Comprehensive U-Pb detrital zircon geochronology of Ediacaran sandstones from Oman indicates that they originated from Neoproterozoic basement with a peak magmatic age of ca. 850–780 Ma (Tonian), with lesser Paleoproterozoic and Ediacaran sources and renewed magmatic input starting at ca. 550 Ma. Comparison with detrital zircons from the Arabian-Nubian and NW Indian Shields supports an eastern Gondwana affinity for the Ediacaran succession of Oman. Tonian basement sediment sources are present in Oman. Sources for older Paleoproterozoic zircons (ca. 2500 and 1800 Ma) are not found in Oman but are known from the cratonic Indian Shield. The signal of the main magmatic events of the juvenile Arabian-Nubian Shield, peaking at ca. 640–620 Ma, is rare or absent in the Ediacaran rock succession of Oman. However, deformed Ediacaran clastic units with an Arabian-Nubian Shield affinity occur in western Oman. Influx of latest Ediacaran–early Cambrian zircons (550–525 Ma) is interpreted as due to final Cambrian Angudan/Malagasy orogeny-related magmatism.

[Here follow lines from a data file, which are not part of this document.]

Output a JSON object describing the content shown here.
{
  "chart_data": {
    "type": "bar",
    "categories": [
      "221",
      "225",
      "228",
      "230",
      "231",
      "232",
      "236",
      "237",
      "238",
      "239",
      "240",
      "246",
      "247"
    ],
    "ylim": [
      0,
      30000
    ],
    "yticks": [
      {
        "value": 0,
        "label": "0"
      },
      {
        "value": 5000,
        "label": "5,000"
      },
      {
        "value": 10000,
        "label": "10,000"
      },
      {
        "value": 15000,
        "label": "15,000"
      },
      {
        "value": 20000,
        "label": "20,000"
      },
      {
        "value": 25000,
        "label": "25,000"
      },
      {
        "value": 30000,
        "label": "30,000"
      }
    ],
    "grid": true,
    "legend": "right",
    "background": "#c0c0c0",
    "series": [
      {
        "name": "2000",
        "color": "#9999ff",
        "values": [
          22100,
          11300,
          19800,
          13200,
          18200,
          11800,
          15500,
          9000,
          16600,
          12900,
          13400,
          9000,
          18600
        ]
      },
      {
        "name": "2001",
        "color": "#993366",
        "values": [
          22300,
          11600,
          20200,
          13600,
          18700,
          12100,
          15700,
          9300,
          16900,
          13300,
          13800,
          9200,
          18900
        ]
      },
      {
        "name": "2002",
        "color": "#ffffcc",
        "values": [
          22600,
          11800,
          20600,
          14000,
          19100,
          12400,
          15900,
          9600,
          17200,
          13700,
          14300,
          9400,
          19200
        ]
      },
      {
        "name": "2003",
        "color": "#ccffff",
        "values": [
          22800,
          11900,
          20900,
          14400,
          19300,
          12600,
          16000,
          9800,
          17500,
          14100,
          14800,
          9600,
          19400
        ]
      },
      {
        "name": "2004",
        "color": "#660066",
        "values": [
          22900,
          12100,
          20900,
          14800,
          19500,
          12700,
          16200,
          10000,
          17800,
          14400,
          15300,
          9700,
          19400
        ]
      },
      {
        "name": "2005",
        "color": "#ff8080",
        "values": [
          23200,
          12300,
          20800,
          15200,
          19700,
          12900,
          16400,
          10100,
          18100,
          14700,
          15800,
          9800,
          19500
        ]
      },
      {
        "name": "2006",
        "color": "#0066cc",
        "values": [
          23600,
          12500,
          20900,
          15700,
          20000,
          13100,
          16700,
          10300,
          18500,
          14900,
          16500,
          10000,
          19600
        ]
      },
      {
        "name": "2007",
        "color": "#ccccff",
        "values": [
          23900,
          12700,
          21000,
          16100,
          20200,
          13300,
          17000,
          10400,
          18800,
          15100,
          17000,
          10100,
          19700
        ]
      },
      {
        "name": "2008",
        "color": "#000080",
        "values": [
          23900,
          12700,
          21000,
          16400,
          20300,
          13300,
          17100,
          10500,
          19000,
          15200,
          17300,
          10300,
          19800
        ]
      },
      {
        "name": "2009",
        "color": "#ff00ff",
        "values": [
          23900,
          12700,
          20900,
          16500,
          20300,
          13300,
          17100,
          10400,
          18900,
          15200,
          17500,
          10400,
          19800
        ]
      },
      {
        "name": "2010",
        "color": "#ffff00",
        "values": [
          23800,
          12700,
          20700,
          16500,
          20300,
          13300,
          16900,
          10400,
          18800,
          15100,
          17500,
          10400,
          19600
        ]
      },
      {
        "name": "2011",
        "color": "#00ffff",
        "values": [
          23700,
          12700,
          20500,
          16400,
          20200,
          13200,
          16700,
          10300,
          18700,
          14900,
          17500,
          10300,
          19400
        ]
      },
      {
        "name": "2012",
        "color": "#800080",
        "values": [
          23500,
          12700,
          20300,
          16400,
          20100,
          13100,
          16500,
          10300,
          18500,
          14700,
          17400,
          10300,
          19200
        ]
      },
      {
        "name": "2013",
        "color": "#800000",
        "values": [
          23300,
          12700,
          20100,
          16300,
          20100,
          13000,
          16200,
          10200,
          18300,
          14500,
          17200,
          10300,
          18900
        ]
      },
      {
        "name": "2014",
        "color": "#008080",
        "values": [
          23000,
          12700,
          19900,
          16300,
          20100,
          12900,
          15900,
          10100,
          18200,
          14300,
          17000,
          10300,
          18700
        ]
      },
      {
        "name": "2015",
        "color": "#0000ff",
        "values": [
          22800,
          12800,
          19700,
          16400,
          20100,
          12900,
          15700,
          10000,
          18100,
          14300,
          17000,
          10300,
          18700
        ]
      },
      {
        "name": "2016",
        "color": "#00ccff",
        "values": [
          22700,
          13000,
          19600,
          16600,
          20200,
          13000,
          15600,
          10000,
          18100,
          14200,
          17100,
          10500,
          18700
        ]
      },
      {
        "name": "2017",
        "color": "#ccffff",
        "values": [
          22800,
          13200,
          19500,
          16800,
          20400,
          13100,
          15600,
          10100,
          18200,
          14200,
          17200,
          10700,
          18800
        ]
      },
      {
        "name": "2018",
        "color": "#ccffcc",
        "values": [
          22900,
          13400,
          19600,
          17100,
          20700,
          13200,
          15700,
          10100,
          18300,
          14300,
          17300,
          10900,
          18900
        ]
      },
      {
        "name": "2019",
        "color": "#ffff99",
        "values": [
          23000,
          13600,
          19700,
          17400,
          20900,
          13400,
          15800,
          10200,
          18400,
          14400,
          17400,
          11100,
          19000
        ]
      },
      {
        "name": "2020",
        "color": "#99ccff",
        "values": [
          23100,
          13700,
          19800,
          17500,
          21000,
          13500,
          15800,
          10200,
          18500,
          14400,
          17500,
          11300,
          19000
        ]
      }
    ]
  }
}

These results, together with new ages for volcano-sedimentary terranes in the subsurface of SW Oman and seismic observations, support the interpretation that the Ediacaran succession of Oman was deposited along the western, passive margin of the Greater Indian Shield, on the eastern (east and west in this paper refer to present-day coordinates) side of the Mozambique Ocean. Oman then collided with the Arabian-Nubian Shield in the early Cambrian, when the Angudan/Malagasy orogeny led to final consolidation of Gondwana. Our data support the inference that the youngest and final suture between the Indian and Arabian Shields lies in the subsurface of Oman along the early Cambrian western deformation front.